Paiement du fermage en bouteille, mais quelle bouteille ?
Auteur : Michel DESILETS Avocat associé
Publié le :
19/01/2026
19
janvier
janv.
01
2026
Traditionnellement, le fermage se distingue du métayage par un paiement en monnaie, et non en fraction de produit, par référence à une quantité de denrées définie par arrêté préfectoral.
Toutefois, les parties peuvent convenir de régler le fermage en nature, le preneur remettant alors au bailleur des bouteilles de vin produites par l’exploitation à hauteur de la quantité de denrée contractuellement prévue.
C’est même ce que certains propriétaires recherchent, souhaitant bénéficier non pas d’une somme d’argent, mais de bouteilles prenant avec le temps de la valeur, à tout le moins sentimentale.
Cette tendance sera privilégiée dès lors que le vin de la propriété bénéficie d’une bonne renommée et que ses cours s’apprécient à la hausse régulièrement.
Mais rapidement, la question va se poser de savoir si le preneur doit régler en quantité de vin de l’exploitation prévue au bail ou s’il doit s’acquitter de la valeur du fermage dans les termes de l’arrêté préfectoral applicable.
S’il s’en acquitte en quantité de vin de l’exploitation, le bailleur est gagnant ; s’il règle en valeur fermage il se départira d’une quantité souvent moindre et sera avantagé.
La jurisprudence longtemps hésitante est désormais fixée ensuite d’une affaire relative à un fermage en bouteilles concernant les vignes d’un Château bordelais renommé.
La Cour de cassation a jugé à cette occasion que le fermage en bouteilles, nonobstant un accord intervenu entre bailleur et preneur, doit être fixé en quantité de denrées produites par l’exploitation par référence aux valeurs, visées par les arrêtés préfectoraux, et non en quantité de vin produit par celle-ci.
L’article L.411-11 du Code rural conduit à considérer que le fermage est fixé en quantités de vins parmi ceux figurant sur les arrêtés préfectoraux correspondant à ce que produit la propriété louée.
L’arrêt de la Cour suprême du 30 septembre 2009 (n° 08-17.918), reprochait à la Cour d’appel de Bordeaux d’avoir retenu que la valeur devait être celle des bouteilles produites par l’exploitation, alors qu’en droit le prix de chaque fermage est établi en fonction des minima et des maxima calculés en se référant aux denrées retenues par l’autorité administrative.
Il en résulte que le fermage doit, quelques soient ses modalités de paiement, être établi conformément aux dispositions des arrêtés préfectoraux, dans la fourchette des maxima et minima prévus.
Et également que les modalités de règlement ne fassent pas varier le prix de la location qui doit rester identique, quelques soient les modalités de paiement.
Autrement dit, si le fermage correspond à 8 hl /ha, la valeur de ces hectolitres sera celle de la valeur fermage de l’AOC ou de l’IG produite, et non traduit directement en quantité de bouteilles de vins de l’exploitation. Formulé différemment, il faut d’abord convertir le fermage en prix, avant d’affecter en paiement du montant obtenu les quantités de bouteilles de vin de l’exploitation à leur valeur vénale.

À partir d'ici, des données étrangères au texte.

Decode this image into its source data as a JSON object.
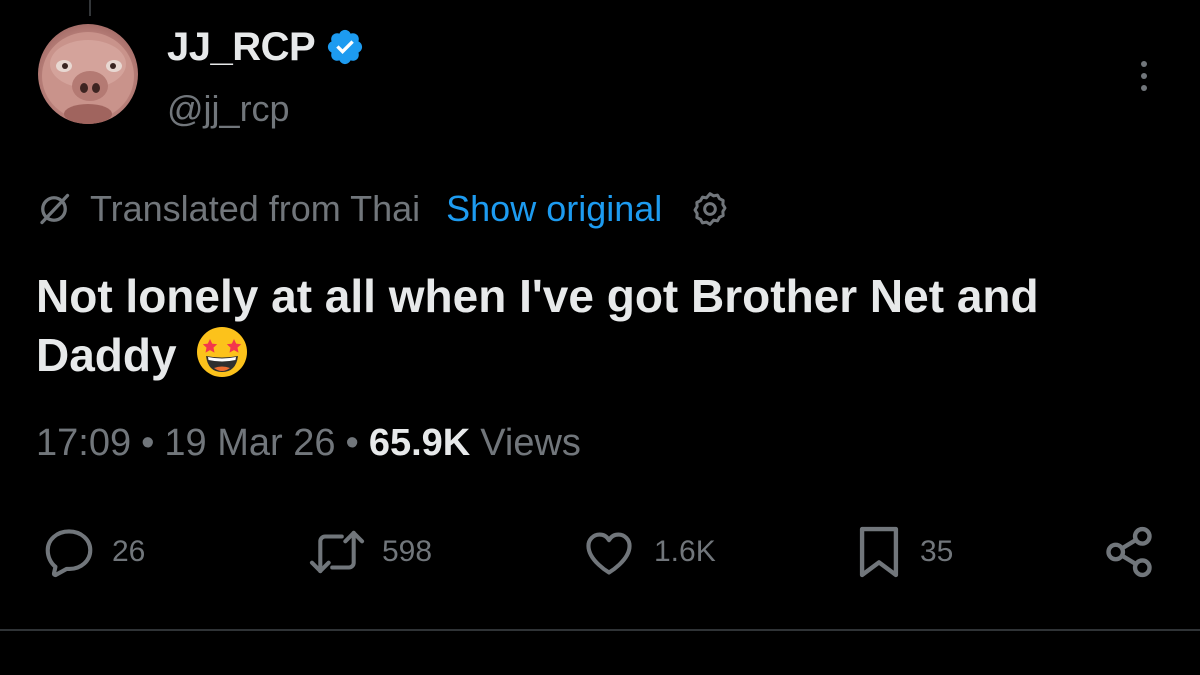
{
  "post": {
    "author": {
      "display_name": "JJ_RCP",
      "handle": "@jj_rcp",
      "verified": true
    },
    "translation": {
      "label": "Translated from Thai",
      "show_original": "Show original"
    },
    "text": "Not lonely at all when I've got Brother Net and Daddy",
    "emoji": "star-struck",
    "time": "17:09",
    "separator": "•",
    "date": "19 Mar 26",
    "views_count": "65.9K",
    "views_label": "Views"
  },
  "actions": {
    "replies": "26",
    "reposts": "598",
    "likes": "1.6K",
    "bookmarks": "35"
  },
  "colors": {
    "background": "#000000",
    "text_primary": "#e7e9ea",
    "text_secondary": "#71767b",
    "accent": "#1d9bf0",
    "divider": "#2f3336"
  },
  "icons": {
    "verified": "verified-badge-icon",
    "more": "more-dots-icon",
    "translate": "translate-slash-icon",
    "settings": "gear-icon",
    "reply": "speech-bubble-icon",
    "repost": "repost-arrows-icon",
    "like": "heart-icon",
    "bookmark": "bookmark-icon",
    "share": "share-nodes-icon"
  }
}
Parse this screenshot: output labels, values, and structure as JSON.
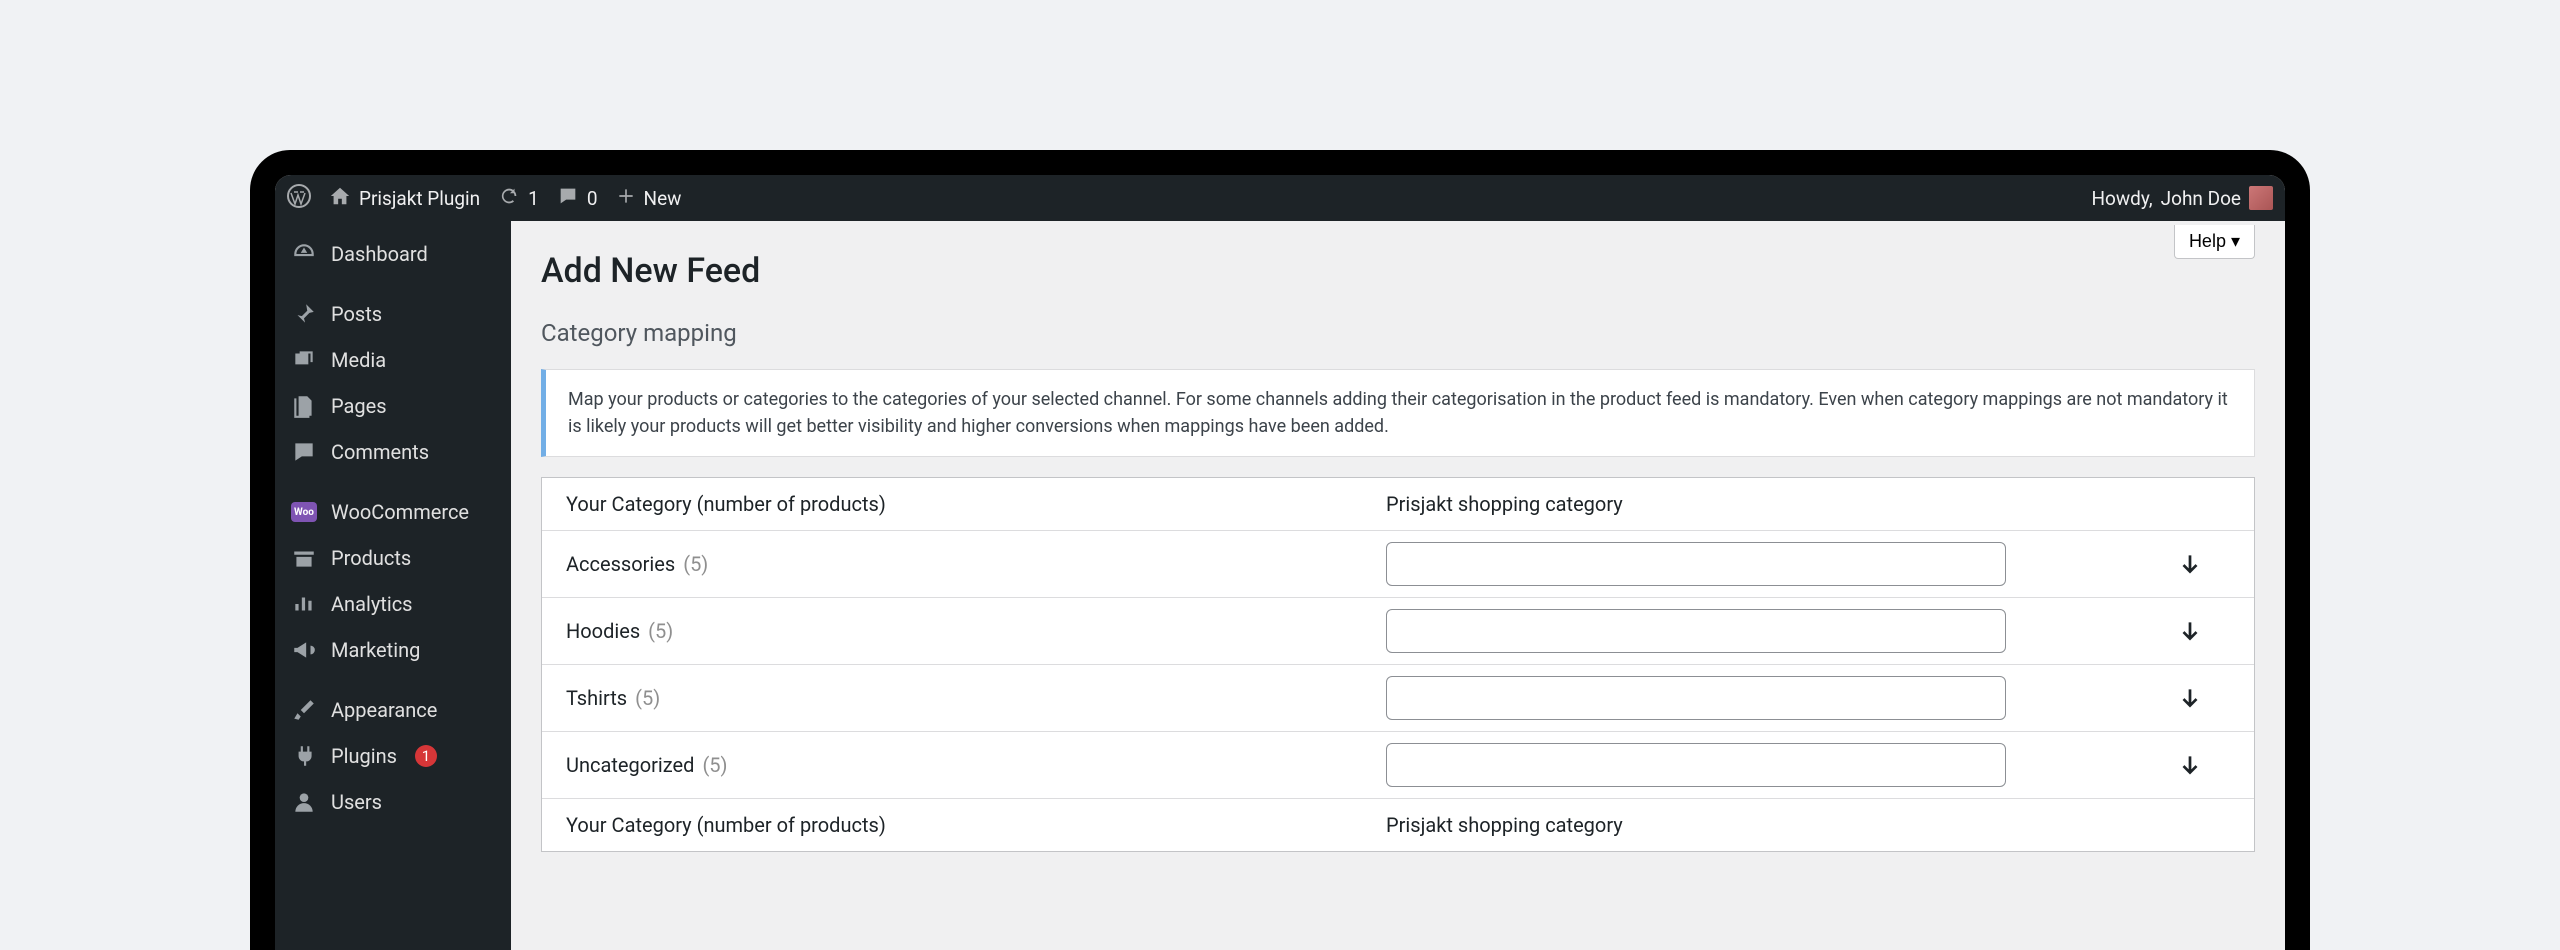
{
  "adminbar": {
    "site_name": "Prisjakt Plugin",
    "updates_count": "1",
    "comments_count": "0",
    "new_label": "New",
    "howdy_prefix": "Howdy, ",
    "user_name": "John Doe"
  },
  "help_label": "Help ▾",
  "sidebar": {
    "items": [
      {
        "id": "dashboard",
        "label": "Dashboard",
        "icon": "dashboard"
      },
      {
        "id": "posts",
        "label": "Posts",
        "icon": "pin",
        "sep": true
      },
      {
        "id": "media",
        "label": "Media",
        "icon": "media"
      },
      {
        "id": "pages",
        "label": "Pages",
        "icon": "pages"
      },
      {
        "id": "comments",
        "label": "Comments",
        "icon": "comment"
      },
      {
        "id": "woocommerce",
        "label": "WooCommerce",
        "icon": "woo",
        "sep": true
      },
      {
        "id": "products",
        "label": "Products",
        "icon": "products"
      },
      {
        "id": "analytics",
        "label": "Analytics",
        "icon": "analytics"
      },
      {
        "id": "marketing",
        "label": "Marketing",
        "icon": "megaphone"
      },
      {
        "id": "appearance",
        "label": "Appearance",
        "icon": "brush",
        "sep": true
      },
      {
        "id": "plugins",
        "label": "Plugins",
        "icon": "plug",
        "badge": "1"
      },
      {
        "id": "users",
        "label": "Users",
        "icon": "user"
      }
    ]
  },
  "page": {
    "title": "Add New Feed",
    "section_title": "Category mapping",
    "notice": "Map your products or categories to the categories of your selected channel. For some channels adding their categorisation in the product feed is mandatory. Even when category mappings are not mandatory it is likely your products will get better visibility and higher conversions when mappings have been added.",
    "table": {
      "header_left": "Your Category (number of products)",
      "header_right": "Prisjakt shopping category",
      "rows": [
        {
          "name": "Accessories",
          "count": "(5)",
          "value": ""
        },
        {
          "name": "Hoodies",
          "count": "(5)",
          "value": ""
        },
        {
          "name": "Tshirts",
          "count": "(5)",
          "value": ""
        },
        {
          "name": "Uncategorized",
          "count": "(5)",
          "value": ""
        }
      ]
    }
  }
}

En conséquence, le fermage en bouteille d’un domaine peu réputé doit être équivalent à celui d’un domaine de grande renommée, seul le nombre de bouteilles variant.
De la sorte, si les propriétaires peuvent bénéficier du produit de leur exploitation dans le cadre du règlement du fermage en nature, ils ne doivent pas en tirer avantage par rapport à un règlement en monnaie.